A recent Washington Post study has established that since the school shooting on 20 April 1999 at Columbine, Ohio, where teenagers Eric Harris and Dylan Klebold killed 12 students and a teacher before committing suicide, over 187,000 children have been caught in the hail of fire, or exposed to gun violence, across schools in the United States. The study notes that shootings where there were no casualties, except to the perpetrators of violence, are excluded from the count; suicides are similarly excluded, as are shootings at schools and colleges. According to the Post study, the shootings led to at least 130 deaths, and twice that number were injured; however, the study does not include, in its tally of those who were “exposed” to violence, a much greater number of school children who were informed by teachers that the school was going into “lockdown” since a threat had been received. Reports of such lockdowns, when the anonymous tip of a threat turns out to be a hoax, make it to the local community newspaper, but no reasonable calculation of how students’ lives are upended can be made.

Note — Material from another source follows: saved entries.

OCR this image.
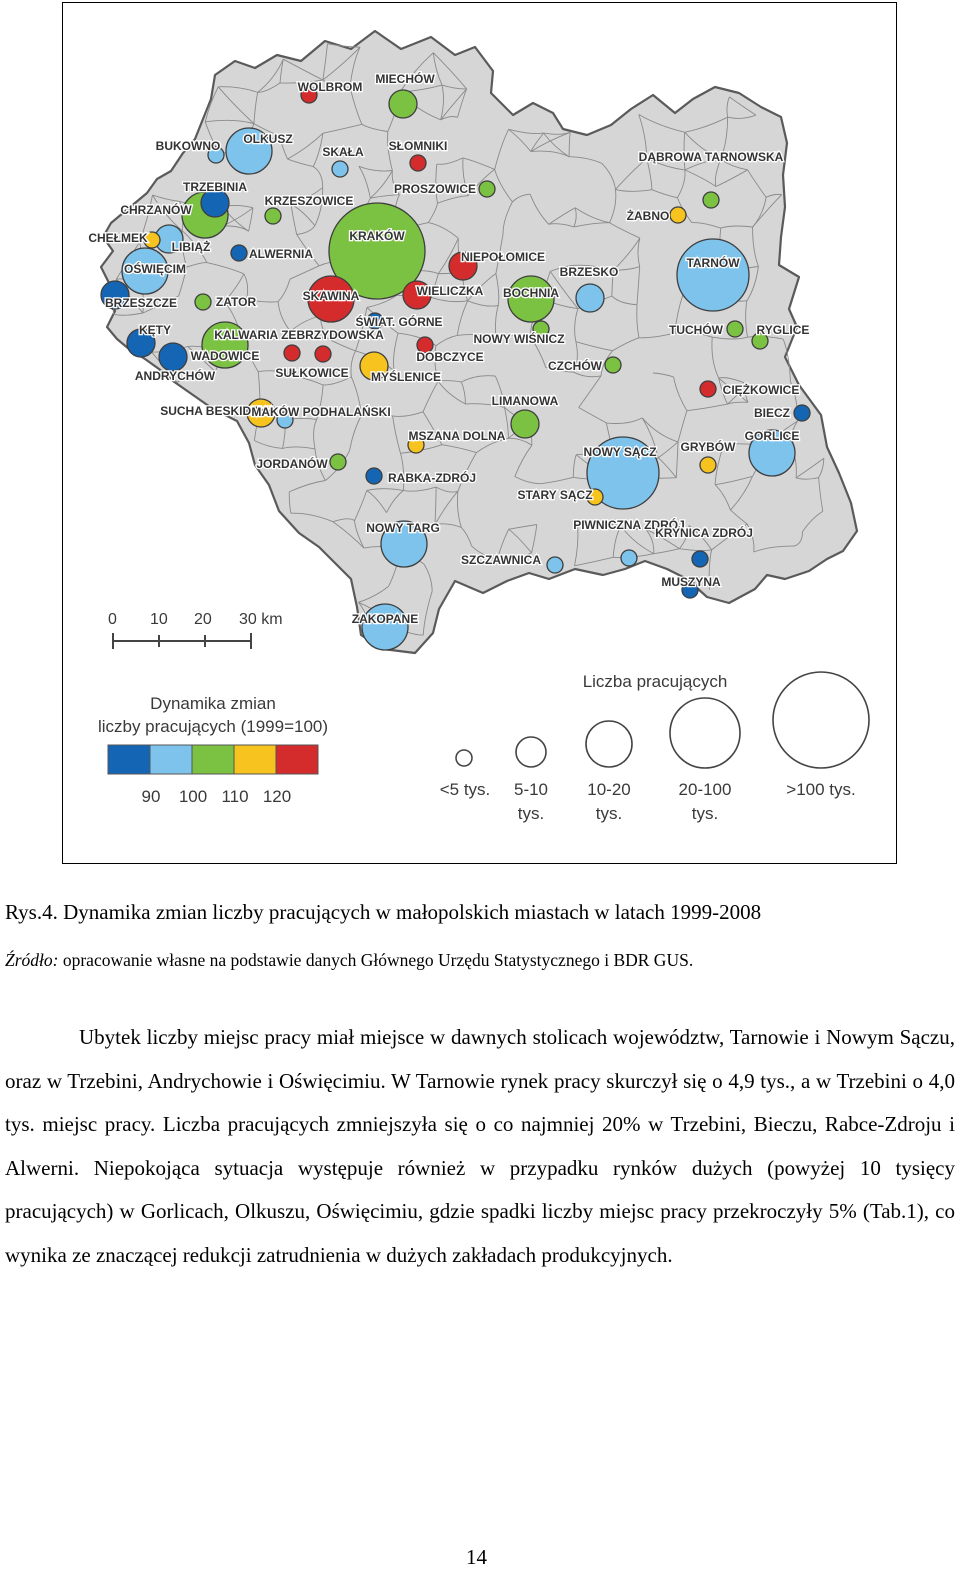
WOLBROM
MIECHÓW
BUKOWNO OLKUSZ
SKAŁA SŁOMNIKI
PROSZOWICE
DĄBROWA TARNOWSKA
TRZEBINIA
CHRZANÓW
KRZESZOWICE
ŻABNO
CHEŁMEK
LIBIĄŻ	ALWERNIA
KRAKÓW
NIEPOŁOMICE	TARNÓW
OŚWIĘCIM
BRZESZCZE	ZATOR	SKAWINA	WIELICZKA BOCHNIA
BRZESKO
KALWARIA ZEBRZYDOWSKA
ŚWIAT. GÓRNE
KĘTY
NOWY WIŚNICZ
TUCHÓW	RYGLICE
ANDRYCHÓW
WADOWICE
SUŁKOWICE MYŚLENICE
DOBCZYCE
CZCHÓW
CIĘŻKOWICE
SUCHA BESKIDZKA
MAKÓW PODHALAŃSKI
LIMANOWA
BIECZ
GORLICE
MSZANA DOLNA
GRYBÓW
JORDANÓW
RABKA-ZDRÓJ
NOWY SĄCZ
STARY SĄCZ
NOWY TARG	PIWNICZNA ZDRÓJ
KRYNICA ZDRÓJ
SZCZAWNICA
MUSZYNA
ZAKOPANE
0 10 20 30 km
Dynamika zmian
liczby pracujących (1999=100)
90 100 110 120
Liczba pracujących
<5 tys. 5-10
tys.
10-20
tys.
20-100
tys.
>100 tys.
Rys.4. Dynamika zmian liczby pracujących w małopolskich miastach w latach 1999-2008
Źródło: opracowanie własne na podstawie danych Głównego Urzędu Statystycznego i BDR GUS.

Ubytek liczby miejsc pracy miał miejsce w dawnych stolicach województw, Tarnowie i Nowym Sączu, oraz w Trzebini, Andrychowie i Oświęcimiu. W Tarnowie rynek pracy skurczył się o 4,9 tys., a w Trzebini o 4,0 tys. miejsc pracy. Liczba pracujących zmniejszyła się o co najmniej 20% w Trzebini, Bieczu, Rabce-Zdroju i Alwerni. Niepokojąca sytuacja występuje również w przypadku rynków dużych (powyżej 10 tysięcy pracujących) w Gorlicach, Olkuszu, Oświęcimiu, gdzie spadki liczby miejsc pracy przekroczyły 5% (Tab.1), co wynika ze znaczącej redukcji zatrudnienia w dużych zakładach produkcyjnych.

14
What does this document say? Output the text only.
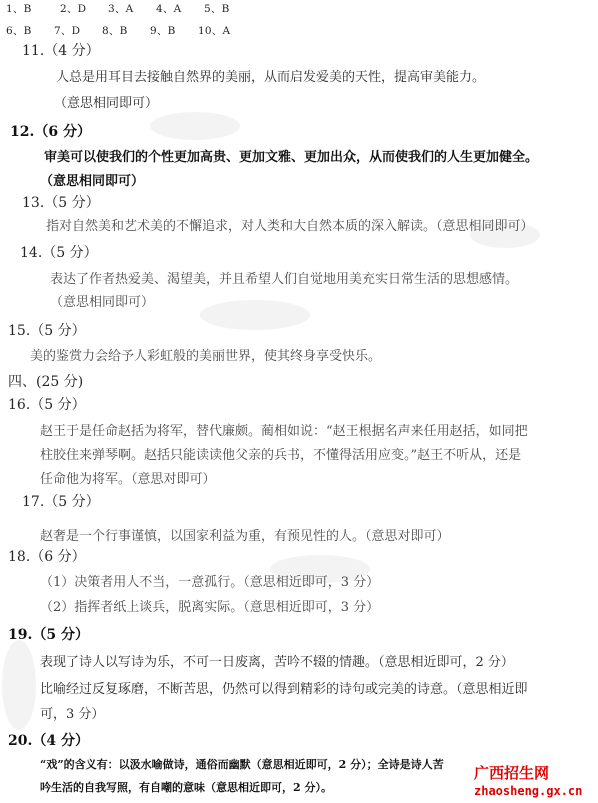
1、B	2、D 3、A 4、A 5、B
6、B 7、D 8、B 9、B 10、A
11.（4 分）
人总是用耳目去接触自然界的美丽，从而启发爱美的天性，提高审美能力。
（意思相同即可）
12.（6 分）
审美可以使我们的个性更加高贵、更加文雅、更加出众，从而使我们的人生更加健全。
（意思相同即可）
13.（5 分）
指对自然美和艺术美的不懈追求，对人类和大自然本质的深入解读。（意思相同即可）
14.（5 分）
表达了作者热爱美、渴望美，并且希望人们自觉地用美充实日常生活的思想感情。
（意思相同即可）
15.（5 分）
美的鉴赏力会给予人彩虹般的美丽世界，使其终身享受快乐。
四、(25 分)
16.（5 分）
赵王于是任命赵括为将军，替代廉颇。蔺相如说：“赵王根据名声来任用赵括，如同把
柱胶住来弹琴啊。赵括只能读读他父亲的兵书，不懂得活用应变。”赵王不听从，还是
任命他为将军。（意思对即可）
17.（5 分）
赵奢是一个行事谨慎，以国家利益为重，有预见性的人。（意思对即可）
18.（6 分）
（1）决策者用人不当，一意孤行。（意思相近即可，3 分）
（2）指挥者纸上谈兵，脱离实际。（意思相近即可，3 分）
19.（5 分）
表现了诗人以写诗为乐，不可一日废离，苦吟不辍的情趣。（意思相近即可，2 分）
比喻经过反复琢磨，不断苦思，仍然可以得到精彩的诗句或完美的诗意。（意思相近即
可，3 分）
20.（4 分）
“戏”的含义有：以汲水喻做诗，通俗而幽默（意思相近即可，2 分）；全诗是诗人苦
吟生活的自我写照，有自嘲的意味（意思相近即可，2 分）。
广西招生网
zhaosheng.gx.cn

On April 4th, to take one illustration, Menlo-Atherton High School, which is located in one of the country’s wealthiest districts, home to Silicon Valley entrepreneurs and tycoons, went into lockdown in the late morning after Atherton police received a possible unspecified threat against the school. A photograph of a 15-year old boy at the school brandishing a firearm was found on social media. Students were sequestered in locked rooms and the lockdown was lifted two hours later. This lockdown would not have come to my attention but for the fact that the daughter of someone who is very close to my family is a student at this school. The incident did get reported in the local newspaper, though the day when such an incident does not get reported at all may not be very far into the future; indeed, had the school been located in a poor district, there is every likelihood that the school lockdown would not at all have been “news”.